Government to pay tuition fees of public school students this year

Daily News Egypt
3 Min Read
Minister of Education, Mahmoud Abo El-Nasr stated on Thursday that the government’s decision to exempt public school students from paying the tuition fees this year will cost it EGP 700m which will be borne by the government (AFP Photo)
Minister of Education, Mahmoud Abo El-Nasr stated on Thursday that the government’s decision to exempt public school students from paying the tuition fees this year will cost it EGP 700m which will be borne by the government (AFP Photo)
Minister of Education, Mahmoud Abo El-Nasr stated on Thursday that the government’s decision to exempt public school students from paying the tuition fees this year will cost it EGP 700m which will be borne by the government
(AFP Photo)

By Doaa Farid

Minister of Education, Mahmoud Abo El-Nasr stated on Thursday that the government’s decision to exempt public school students from paying the tuition fees this year will cost it EGP 700m which will be borne by the government, according to state-run agency MENA.

This came in light of comments made by the minister after a meeting headed by interim Prime Minister Hazem El-Beblawi.

Reda Mosaad, the head of General Education Sector at the Ministry of Education explained to the Daily News Egypt that the this is part of a package the interim government is adopting to alleviate financial burden off citizens. He said: “writing off tuition fees was among many suggestions from each ministry to reduce the burden on the normal citizen”
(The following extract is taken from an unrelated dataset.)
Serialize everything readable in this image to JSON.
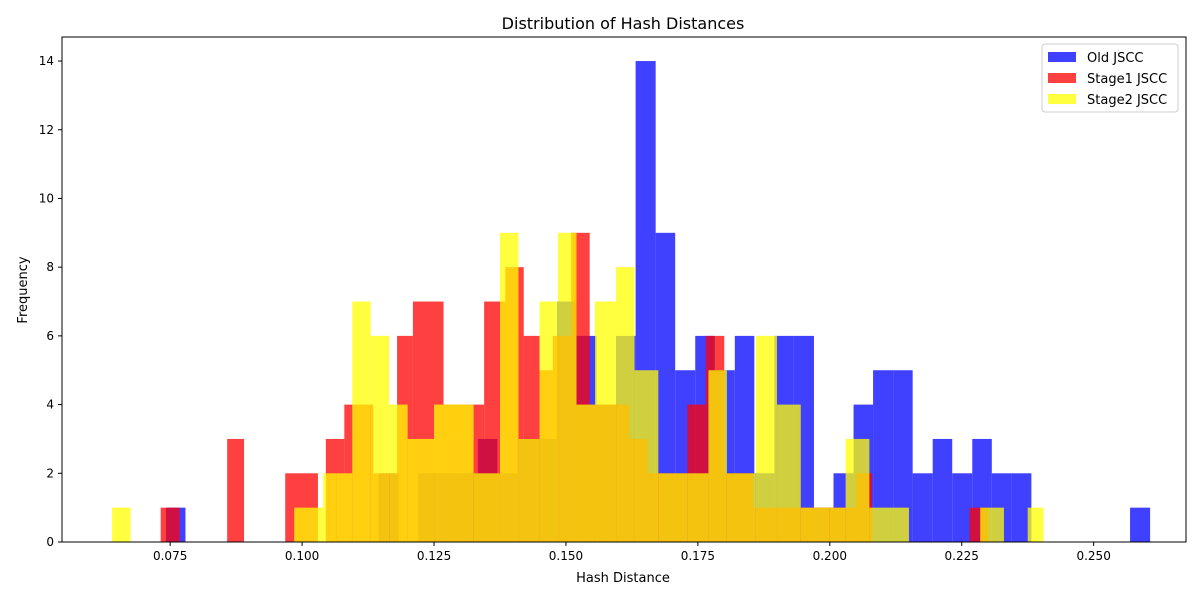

Mosaad said that although public school fees are “symbolic,” only 30% of the families managed paying them and 70% could not  afford them. “So the ministry was automatically exempting those who are unable to pay,” he said.

“The fees were allocated for the student’s activities in school, but textbooks were always given for free,” said Mosaad.

However, Ghada Said, a mother of two daughters studying in public schools, said that she has already paid the tuition fees “We are paying EGP 75 for secondary schooling, and EGP 50 for my daughter who still attends primary school,” said Said.

Mosaad said that the government will return the fees to families who already paid them.

Mosaad said that this decision constitutes a burden on the government “especially in the current depleted economy”, but he said that social justice is the government’s current priority.

Maintaining social justice is among the interim government’s main priorities, said Minister of Planning and International Cooperation Ashraf El-Araby in a press conference earlier in August, stressing that this is the first time an Egyptian government includes a deputy Prime Minister for social justice.

Walid Abdel Tawab, the head of the textbooks sector at the ministry said on Thursday that 91% of the total textbooks for the first semester exist within the stores, according to the official website of the ministry of Education.

Abdel Tawab also pointed that they have been coordinating with the security managers of educational directorates to maintain the security and safety for students.